Et puis nous retournions dans notre après-midi
Par Saint-Jean de Latran à Casa Lucidi,
Et nous allions revoir cette excellente femme
Aimant le pape et Dieu du plus fort de son âme ;
Et lorsque la douleur la clouait sur son lit,
Suspendant à son col un chapelet bénit ;
Et le vieillard Bruschi, jovial et digne homme,
Pauvre et simple de cœur comme un bourgeois de Rome,
Ayant fait une fois, à l’âge de trente ans,
Le voyage de Naple, et de cet heureux temps
Qui fut, n’en doutons pas, le plus doux de sa vie,
Parlant incessamment la face épanouie,
Et sachant retrouver un reste de chaleur
Pour nous vanter David, le céleste chanteur.

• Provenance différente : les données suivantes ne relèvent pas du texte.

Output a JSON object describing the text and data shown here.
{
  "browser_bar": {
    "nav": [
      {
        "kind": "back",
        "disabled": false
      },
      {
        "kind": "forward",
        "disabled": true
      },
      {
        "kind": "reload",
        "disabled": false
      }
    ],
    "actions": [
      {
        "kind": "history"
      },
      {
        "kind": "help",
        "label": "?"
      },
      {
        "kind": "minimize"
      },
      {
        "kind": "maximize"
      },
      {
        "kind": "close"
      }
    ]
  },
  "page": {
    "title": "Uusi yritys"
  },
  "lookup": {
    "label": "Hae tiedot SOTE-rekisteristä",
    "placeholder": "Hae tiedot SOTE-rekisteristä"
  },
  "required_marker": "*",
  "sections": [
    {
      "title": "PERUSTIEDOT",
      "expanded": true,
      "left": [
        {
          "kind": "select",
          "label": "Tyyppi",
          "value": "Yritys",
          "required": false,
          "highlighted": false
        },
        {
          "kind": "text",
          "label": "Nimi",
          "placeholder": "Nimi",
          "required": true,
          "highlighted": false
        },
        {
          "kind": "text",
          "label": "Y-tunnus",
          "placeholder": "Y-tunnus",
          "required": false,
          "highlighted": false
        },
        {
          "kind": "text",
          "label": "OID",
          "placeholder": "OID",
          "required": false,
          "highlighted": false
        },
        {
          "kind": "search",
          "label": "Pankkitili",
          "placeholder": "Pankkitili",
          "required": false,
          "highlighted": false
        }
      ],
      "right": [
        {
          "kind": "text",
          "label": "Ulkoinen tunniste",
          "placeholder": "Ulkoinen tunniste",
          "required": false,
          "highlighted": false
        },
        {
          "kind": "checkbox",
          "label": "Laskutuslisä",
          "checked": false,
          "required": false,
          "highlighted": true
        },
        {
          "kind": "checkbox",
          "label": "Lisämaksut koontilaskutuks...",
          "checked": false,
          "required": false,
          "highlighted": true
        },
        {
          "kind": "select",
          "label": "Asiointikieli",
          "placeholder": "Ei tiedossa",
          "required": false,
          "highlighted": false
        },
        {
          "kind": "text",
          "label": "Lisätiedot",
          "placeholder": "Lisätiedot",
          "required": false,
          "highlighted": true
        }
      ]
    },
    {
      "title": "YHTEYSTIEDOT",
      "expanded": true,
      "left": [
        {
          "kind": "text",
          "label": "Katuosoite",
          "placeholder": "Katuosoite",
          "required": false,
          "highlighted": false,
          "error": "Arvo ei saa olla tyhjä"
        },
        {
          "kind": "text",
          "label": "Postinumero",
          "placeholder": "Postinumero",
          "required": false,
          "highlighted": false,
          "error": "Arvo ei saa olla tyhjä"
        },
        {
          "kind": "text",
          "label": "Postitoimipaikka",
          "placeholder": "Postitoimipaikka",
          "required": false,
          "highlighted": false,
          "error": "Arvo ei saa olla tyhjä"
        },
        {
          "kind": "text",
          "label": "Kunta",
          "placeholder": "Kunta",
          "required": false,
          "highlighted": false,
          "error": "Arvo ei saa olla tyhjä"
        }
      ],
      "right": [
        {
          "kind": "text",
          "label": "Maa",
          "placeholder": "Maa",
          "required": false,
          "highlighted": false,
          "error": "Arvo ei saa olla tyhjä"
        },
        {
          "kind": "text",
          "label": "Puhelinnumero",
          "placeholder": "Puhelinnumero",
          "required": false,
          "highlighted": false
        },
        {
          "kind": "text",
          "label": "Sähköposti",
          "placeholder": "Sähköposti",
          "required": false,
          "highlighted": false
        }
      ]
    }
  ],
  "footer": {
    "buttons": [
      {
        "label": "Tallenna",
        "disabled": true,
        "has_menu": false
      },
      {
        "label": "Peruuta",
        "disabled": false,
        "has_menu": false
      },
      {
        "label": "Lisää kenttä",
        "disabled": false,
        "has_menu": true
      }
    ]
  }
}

Près du prince Colonne il faisait son service,
Puis allait à Saint-Pierre entendre un bel office,
Et racontait, le soir, avec naïveté,
La nouvelle courant dans l’antique cité ;
Du reste, ayant un peu de tout dans sa mémoire,
Et sur les cardinaux récitant mainte histoire.
En son étroite chambre il n’avait qu’un tableau,
Mais ce tableau sans cadre était ancien et beau ;
Et lorsqu’un étranger venait dans sa famille,
Il prenait par la main sa plus petite fille,
Et les menant ensemble à l’objet précieux,
Sur les yeux du Français il fixait ses grands yeux,
Et puis lui demandait d’une voix attendrie
Si l’on avait aussi des arts dans sa patrie.